The researchers administered either live enterobacterium or a saline solution to mice intragastrically over a 12-week period. The mice that received the enterobacterium had significantly higher subcutaneous fat mass than the mice that received saline.
“In addition, we noted that the size of the adipocytes was greater, which is an indication of hypertrophic obesity. This may be the reason for that their adipose tissue seemed less insulin sensitive. Insulin regulates the metabolism of carbohydrates and fats in the body,” says the project’s principal investigator, Academy of Finland Researcher Satu Pekkala, from the Faculty of Sport and Health Sciences at the University of Jyväskylä.
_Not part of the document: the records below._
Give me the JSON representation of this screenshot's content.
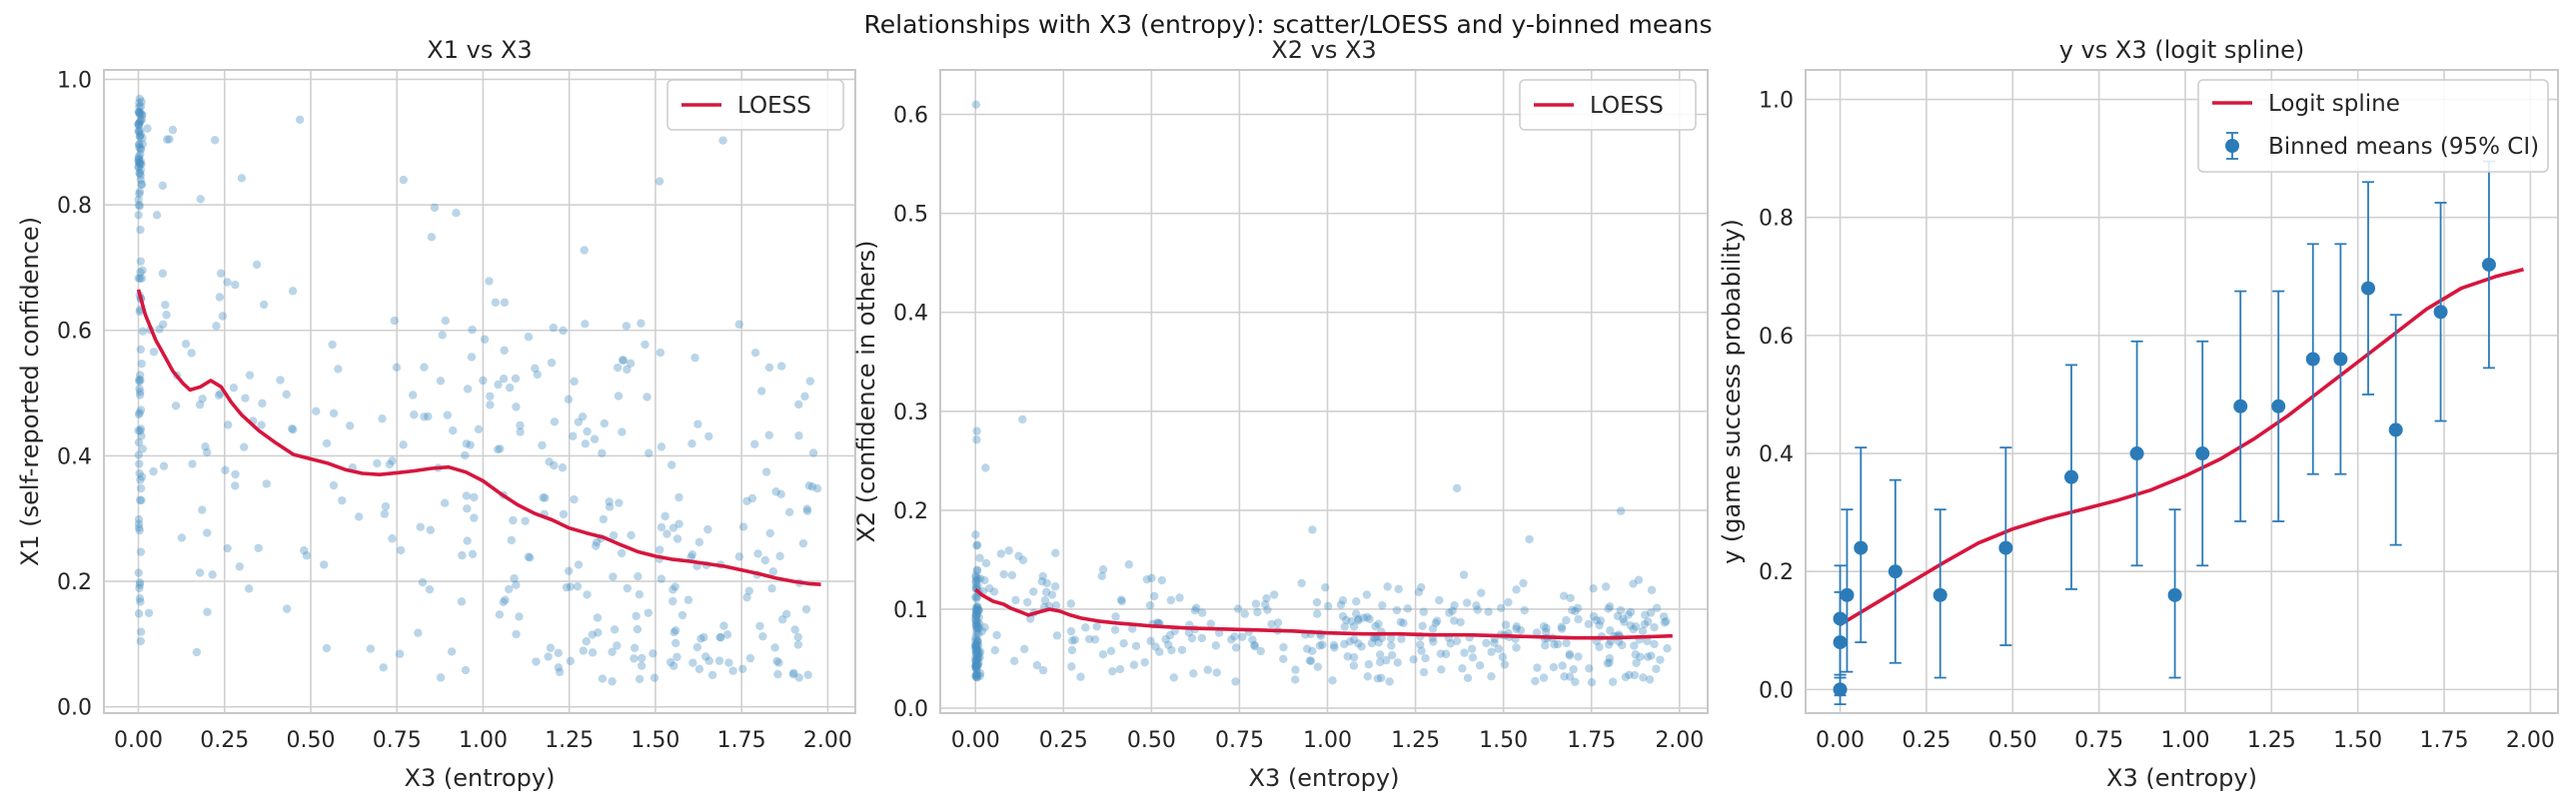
{
  "suptitle": "Relationships with X3 (entropy): scatter/LOESS and y-binned means",
  "colors": {
    "scatter": "#4a90c2",
    "loess": "#d6163e",
    "points": "#2b7bb9",
    "grid": "#d0d0d0",
    "frame": "#c8c8c8"
  },
  "chart_data": [
    {
      "type": "scatter",
      "title": "X1 vs X3",
      "xlabel": "X3 (entropy)",
      "ylabel": "X1 (self-reported confidence)",
      "xlim": [
        -0.1,
        2.08
      ],
      "ylim": [
        -0.01,
        1.015
      ],
      "xticks": [
        "0.00",
        "0.25",
        "0.50",
        "0.75",
        "1.00",
        "1.25",
        "1.50",
        "1.75",
        "2.00"
      ],
      "yticks": [
        "0.0",
        "0.2",
        "0.4",
        "0.6",
        "0.8",
        "1.0"
      ],
      "legend": {
        "position": "top-right",
        "entries": [
          "LOESS"
        ]
      },
      "grid": true,
      "loess": {
        "name": "LOESS",
        "x": [
          0.0,
          0.02,
          0.05,
          0.08,
          0.1,
          0.13,
          0.15,
          0.18,
          0.21,
          0.24,
          0.27,
          0.3,
          0.35,
          0.4,
          0.45,
          0.5,
          0.55,
          0.6,
          0.65,
          0.7,
          0.75,
          0.8,
          0.85,
          0.9,
          0.95,
          1.0,
          1.05,
          1.1,
          1.15,
          1.2,
          1.25,
          1.3,
          1.35,
          1.4,
          1.45,
          1.5,
          1.55,
          1.6,
          1.65,
          1.7,
          1.75,
          1.8,
          1.85,
          1.9,
          1.95,
          1.98
        ],
        "y": [
          0.665,
          0.625,
          0.585,
          0.555,
          0.535,
          0.515,
          0.505,
          0.51,
          0.52,
          0.51,
          0.485,
          0.465,
          0.44,
          0.42,
          0.402,
          0.395,
          0.388,
          0.378,
          0.372,
          0.37,
          0.373,
          0.376,
          0.38,
          0.382,
          0.374,
          0.36,
          0.34,
          0.322,
          0.308,
          0.298,
          0.285,
          0.277,
          0.27,
          0.258,
          0.247,
          0.24,
          0.235,
          0.232,
          0.228,
          0.224,
          0.218,
          0.212,
          0.205,
          0.2,
          0.196,
          0.195
        ]
      },
      "scatter_note": "approx. 450 points, dense column at X3 = 0"
    },
    {
      "type": "scatter",
      "title": "X2 vs X3",
      "xlabel": "X3 (entropy)",
      "ylabel": "X2 (confidence in others)",
      "xlim": [
        -0.1,
        2.08
      ],
      "ylim": [
        -0.005,
        0.645
      ],
      "xticks": [
        "0.00",
        "0.25",
        "0.50",
        "0.75",
        "1.00",
        "1.25",
        "1.50",
        "1.75",
        "2.00"
      ],
      "yticks": [
        "0.0",
        "0.1",
        "0.2",
        "0.3",
        "0.4",
        "0.5",
        "0.6"
      ],
      "legend": {
        "position": "top-right",
        "entries": [
          "LOESS"
        ]
      },
      "grid": true,
      "loess": {
        "name": "LOESS",
        "x": [
          0.0,
          0.02,
          0.05,
          0.08,
          0.1,
          0.13,
          0.15,
          0.18,
          0.21,
          0.24,
          0.27,
          0.3,
          0.35,
          0.4,
          0.5,
          0.6,
          0.7,
          0.8,
          0.9,
          1.0,
          1.1,
          1.2,
          1.3,
          1.4,
          1.5,
          1.6,
          1.7,
          1.8,
          1.9,
          1.98
        ],
        "y": [
          0.12,
          0.114,
          0.108,
          0.105,
          0.101,
          0.097,
          0.094,
          0.097,
          0.1,
          0.098,
          0.094,
          0.091,
          0.088,
          0.086,
          0.083,
          0.081,
          0.08,
          0.079,
          0.078,
          0.076,
          0.075,
          0.075,
          0.074,
          0.074,
          0.073,
          0.072,
          0.071,
          0.071,
          0.072,
          0.073
        ]
      },
      "scatter_note": "approx. 450 points, dense column at X3 = 0"
    },
    {
      "type": "line",
      "title": "y vs X3 (logit spline)",
      "xlabel": "X3 (entropy)",
      "ylabel": "y (game success probability)",
      "xlim": [
        -0.1,
        2.08
      ],
      "ylim": [
        -0.04,
        1.05
      ],
      "xticks": [
        "0.00",
        "0.25",
        "0.50",
        "0.75",
        "1.00",
        "1.25",
        "1.50",
        "1.75",
        "2.00"
      ],
      "yticks": [
        "0.0",
        "0.2",
        "0.4",
        "0.6",
        "0.8",
        "1.0"
      ],
      "legend": {
        "position": "top-right",
        "entries": [
          "Logit spline",
          "Binned means (95% CI)"
        ]
      },
      "grid": true,
      "spline": {
        "name": "Logit spline",
        "x": [
          0.0,
          0.1,
          0.2,
          0.3,
          0.4,
          0.5,
          0.6,
          0.7,
          0.8,
          0.9,
          1.0,
          1.1,
          1.2,
          1.3,
          1.4,
          1.5,
          1.6,
          1.7,
          1.8,
          1.9,
          1.98
        ],
        "y": [
          0.11,
          0.145,
          0.18,
          0.215,
          0.248,
          0.272,
          0.29,
          0.305,
          0.32,
          0.338,
          0.362,
          0.39,
          0.425,
          0.465,
          0.51,
          0.555,
          0.6,
          0.645,
          0.68,
          0.7,
          0.712
        ]
      },
      "binned": {
        "name": "Binned means (95% CI)",
        "points": [
          {
            "x": 0.0,
            "y": 0.0,
            "lo": -0.025,
            "hi": 0.02
          },
          {
            "x": 0.0,
            "y": 0.08,
            "lo": -0.01,
            "hi": 0.165
          },
          {
            "x": 0.0,
            "y": 0.12,
            "lo": 0.025,
            "hi": 0.21
          },
          {
            "x": 0.02,
            "y": 0.16,
            "lo": 0.03,
            "hi": 0.305
          },
          {
            "x": 0.06,
            "y": 0.24,
            "lo": 0.08,
            "hi": 0.41
          },
          {
            "x": 0.16,
            "y": 0.2,
            "lo": 0.045,
            "hi": 0.355
          },
          {
            "x": 0.29,
            "y": 0.16,
            "lo": 0.02,
            "hi": 0.305
          },
          {
            "x": 0.48,
            "y": 0.24,
            "lo": 0.075,
            "hi": 0.41
          },
          {
            "x": 0.67,
            "y": 0.36,
            "lo": 0.17,
            "hi": 0.55
          },
          {
            "x": 0.86,
            "y": 0.4,
            "lo": 0.21,
            "hi": 0.59
          },
          {
            "x": 0.97,
            "y": 0.16,
            "lo": 0.02,
            "hi": 0.305
          },
          {
            "x": 1.05,
            "y": 0.4,
            "lo": 0.21,
            "hi": 0.59
          },
          {
            "x": 1.16,
            "y": 0.48,
            "lo": 0.285,
            "hi": 0.675
          },
          {
            "x": 1.27,
            "y": 0.48,
            "lo": 0.285,
            "hi": 0.675
          },
          {
            "x": 1.37,
            "y": 0.56,
            "lo": 0.365,
            "hi": 0.755
          },
          {
            "x": 1.45,
            "y": 0.56,
            "lo": 0.365,
            "hi": 0.755
          },
          {
            "x": 1.53,
            "y": 0.68,
            "lo": 0.5,
            "hi": 0.86
          },
          {
            "x": 1.61,
            "y": 0.44,
            "lo": 0.245,
            "hi": 0.635
          },
          {
            "x": 1.74,
            "y": 0.64,
            "lo": 0.455,
            "hi": 0.825
          },
          {
            "x": 1.88,
            "y": 0.72,
            "lo": 0.545,
            "hi": 0.895
          }
        ]
      }
    }
  ]
}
Pekkala’s research group also found that the enterobacterium caused liver damage in the mice. This was seen in increased concentrations of liver damage markers — aspartate aminotransferase (AST) and alanine aminotransferase (ALT) — in the blood. The researchers were expecting to find liver fat accumulation in the mice but this was not the case. Instead, they found increased fibrosis in the liver. Fibrosis is the formation of excess fibrous connective tissue in an organ. In advanced fibrosis, the hepatic cells are destroyed, leading to the replacement of normal tissue by scar tissue, then to a decline in the synthetic and secretory processes and finally to cirrhosis of the liver.
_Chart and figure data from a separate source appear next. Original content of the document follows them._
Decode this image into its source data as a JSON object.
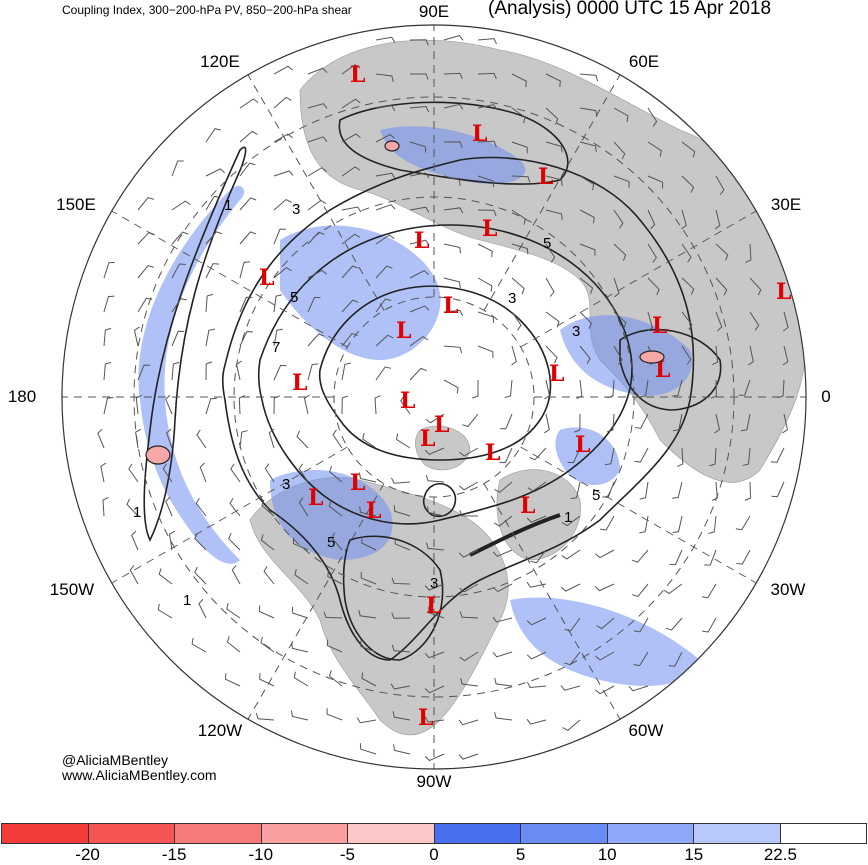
{
  "header": {
    "subtitle": "Coupling Index, 300−200-hPa PV, 850−200-hPa shear",
    "title": "(Analysis) 0000 UTC 15 Apr 2018"
  },
  "credits": {
    "handle": "@AliciaMBentley",
    "website": "www.AliciaMBentley.com"
  },
  "longitude_labels": [
    "90E",
    "60E",
    "30E",
    "0",
    "30W",
    "60W",
    "90W",
    "120W",
    "150W",
    "180",
    "150E",
    "120E"
  ],
  "contour_labels": [
    "3",
    "5",
    "1",
    "7",
    "3",
    "5",
    "1",
    "3",
    "5",
    "1",
    "3",
    "5",
    "3",
    "1"
  ],
  "low_marker_text": "L",
  "low_count": 30,
  "colorbar": {
    "colors": [
      "#f53c3c",
      "#f55454",
      "#f77a7a",
      "#fa9f9f",
      "#fcc7c7",
      "#4a6ff0",
      "#6a8cf5",
      "#8fa8f7",
      "#b8c8fa",
      "#ffffff"
    ],
    "tick_labels": [
      "-20",
      "-15",
      "-10",
      "-5",
      "0",
      "5",
      "10",
      "15",
      "22.5"
    ]
  },
  "colors": {
    "land": "#c8c8c8",
    "ocean": "#ffffff",
    "shading_blue": "#6f8ef2",
    "contour": "#222222",
    "low": "#e00000"
  }
}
The researchers selected Enterobacter cloacae (ATCC® 13047™) for the study because an earlier report had found its phylogenetically close relative, Enterobacter B29, in a morbidly obese Chinese patient. “In the future,” Pekkala says, “it would be interesting to study how frequently the abundance of gut enterobacteria is increased in obesity and liver damage, and whether and how we could affect their abundance as a means to possibly reverse the health-compromising effects.”